3. Don’t necessarily put dad in the middle. Your husband may seem like the natural negotiator in this situation. After all, he is the bride’s father, and he and the biological mother have a common interest in the bride’s well-being. However, he may be coping with the strain of seeing and dealing with the biological mother’s family, Roach points out.
On the other hand, do make your wishes completely clear. Let your husband know you’ll feel abandoned if he sits with the bride’s biological mother during the ceremony or the reception. Remind him that you may not be his daughter’s biological mother, but you are his wife.
4. Huddle with the wedding planner. “At the end of the day, my clients are the bride and the groom, and I do what they say they want, no matter who is writing all the checks,” says Mary Homer, owner of Fairy Tale Weddings in Cicero, N.Y. “Like all good wedding planners, I sit down with the family members to make sure that there aren’t any rough spots on the special day. So it’s important that if a family has special issues, they get communicated.”
An event pro can’t make tensions disappear, but she may have ideas that will smooth away the bumps.
5. Anticipate difficult situations. If yours is a recent marriage and you don’t know your stepdaughter well, she may gravitate toward the family unit she knew as a child — her biological mom and your husband, along with their immediate family — unintentionally hurting your feelings and making you feel sidelined.
Relatives from the biological mom’s side of the family may resent the stepmom and be unpleasant.
Blackham suggests making a mental note of everything that could go wrong and deciding ahead of time how you want to react. “On site, the wedding planner can also act as a mediator. She and her team will be watching careful and diffuse any situation that looks ugly,” Homer adds.
6. Rally your team. Blackham stresses that the stepmother will have allies at the wedding — her own family and friends. “Depend on them for company if at any time you begin to feel lonely or left out," she says.
Make sure you have someone to dance with when the guests join in after the father/daughter dance. If your husband plans to stay until the very end of the reception, ask a friend to stay as well, so you’ll always have someone to talk to.
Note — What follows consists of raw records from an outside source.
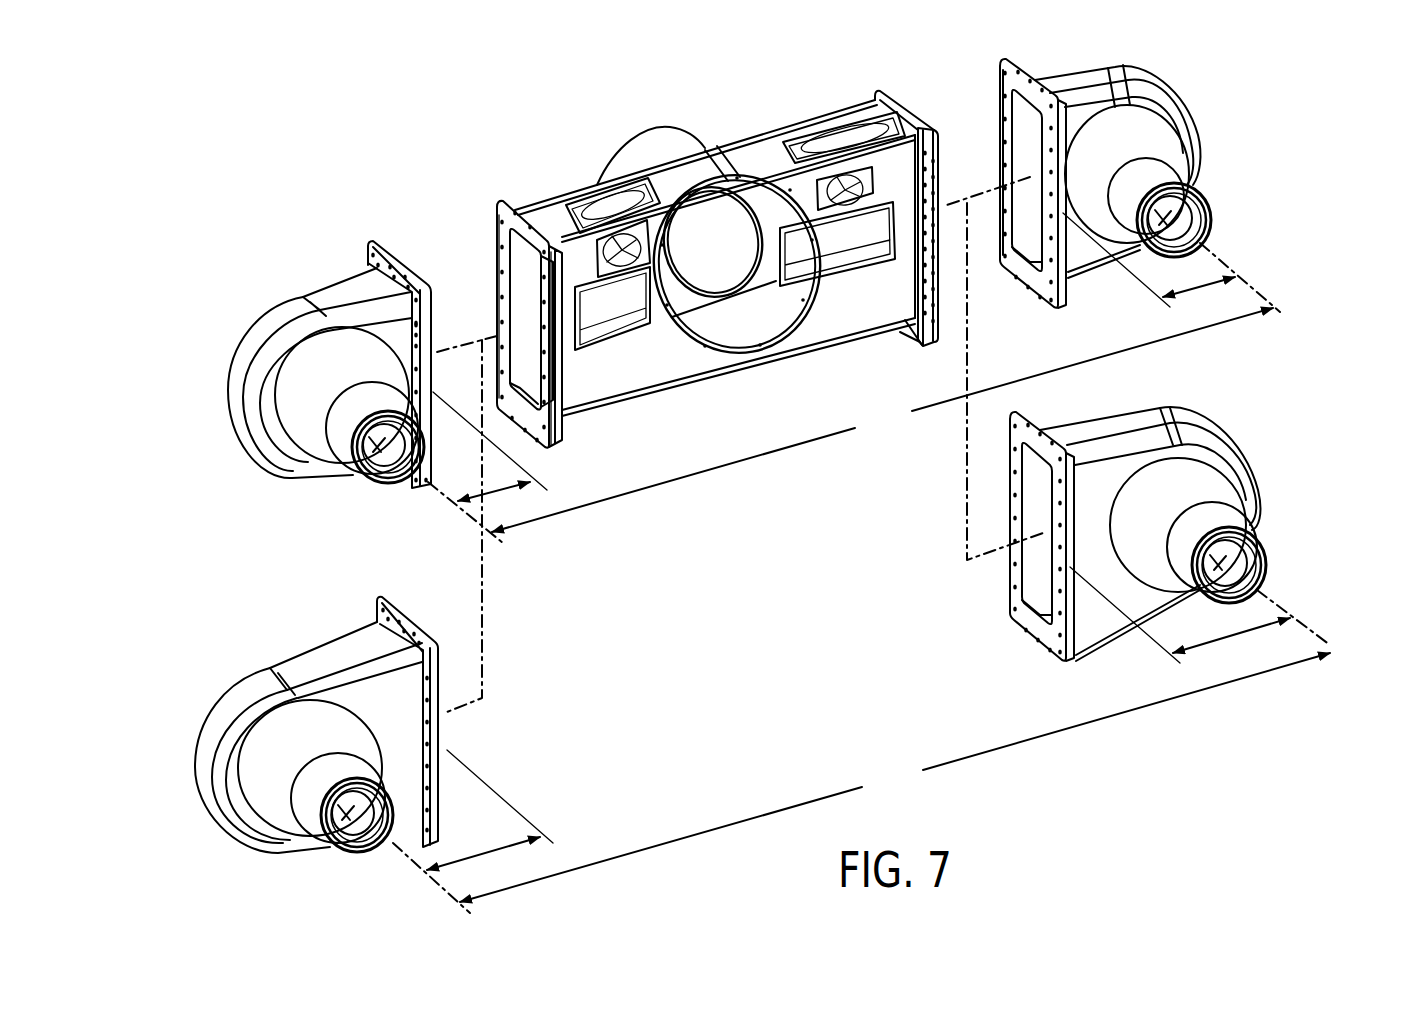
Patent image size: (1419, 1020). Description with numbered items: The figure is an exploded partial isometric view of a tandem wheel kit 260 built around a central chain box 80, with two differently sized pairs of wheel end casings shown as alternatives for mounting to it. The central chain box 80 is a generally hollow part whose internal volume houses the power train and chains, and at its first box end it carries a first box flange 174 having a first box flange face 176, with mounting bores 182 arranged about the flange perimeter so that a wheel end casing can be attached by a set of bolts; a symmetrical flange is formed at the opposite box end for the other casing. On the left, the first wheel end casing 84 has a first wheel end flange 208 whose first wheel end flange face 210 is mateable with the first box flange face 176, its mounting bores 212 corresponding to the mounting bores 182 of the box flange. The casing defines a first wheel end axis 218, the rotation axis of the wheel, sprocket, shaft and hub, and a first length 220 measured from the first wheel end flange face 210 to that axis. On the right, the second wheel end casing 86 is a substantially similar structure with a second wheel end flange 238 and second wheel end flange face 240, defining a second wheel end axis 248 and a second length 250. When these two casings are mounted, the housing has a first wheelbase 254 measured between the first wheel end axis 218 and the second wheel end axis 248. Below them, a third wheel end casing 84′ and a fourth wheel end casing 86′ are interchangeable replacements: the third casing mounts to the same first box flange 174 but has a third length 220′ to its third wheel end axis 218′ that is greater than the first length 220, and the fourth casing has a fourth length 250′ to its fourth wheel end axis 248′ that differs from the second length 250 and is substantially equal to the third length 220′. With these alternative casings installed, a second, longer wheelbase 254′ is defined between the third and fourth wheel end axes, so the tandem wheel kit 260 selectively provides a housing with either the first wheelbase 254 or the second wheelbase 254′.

The central chain box 80 is at (737, 370).
The first wheel end casing 84 is at (197, 272).
The third wheel end casing 84′ is at (143, 700).
The second wheel end casing 86 is at (1296, 158).
The fourth wheel end casing 86′ is at (1296, 498).
The first box flange 174 is at (502, 198).
The first box flange face 176 is at (497, 240).
The mounting bores 182 is at (562, 433).
The first wheel end flange 208 is at (396, 243).
The first wheel end flange face 210 is at (432, 313).
The mounting bores 212 is at (423, 340).
The first wheel end axis 218 is at (440, 492).
The third wheel end axis 218′ is at (403, 862).
The first length 220 is at (497, 507).
The third length 220′ is at (535, 840).
The second wheel end flange 238 is at (1036, 62).
The second wheel end flange face 240 is at (1003, 117).
The second wheel end axis 248 is at (1250, 283).
The fourth wheel end axis 248′ is at (1315, 612).
The second length 250 is at (1205, 298).
The fourth length 250′ is at (1303, 620).
The first wheelbase 254 is at (882, 420).
The second wheelbase 254′ is at (845, 712).
The tandem wheel kit 260 is at (895, 777).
Sometimes we expend so much energy on the “show” that we forget what weddings are all about: family.
“Wedding planning is a perfect time for a stepmother to become close — or closer — to her stepdaughter. There is so much potential for sharing,” Blackham reminds us.
Sure, there will be craziness and strains during the preparations. (They make TV reality shows about that!) But in the end, a stepmother can feel happy and proud that she has helped create a magical and meaningful day.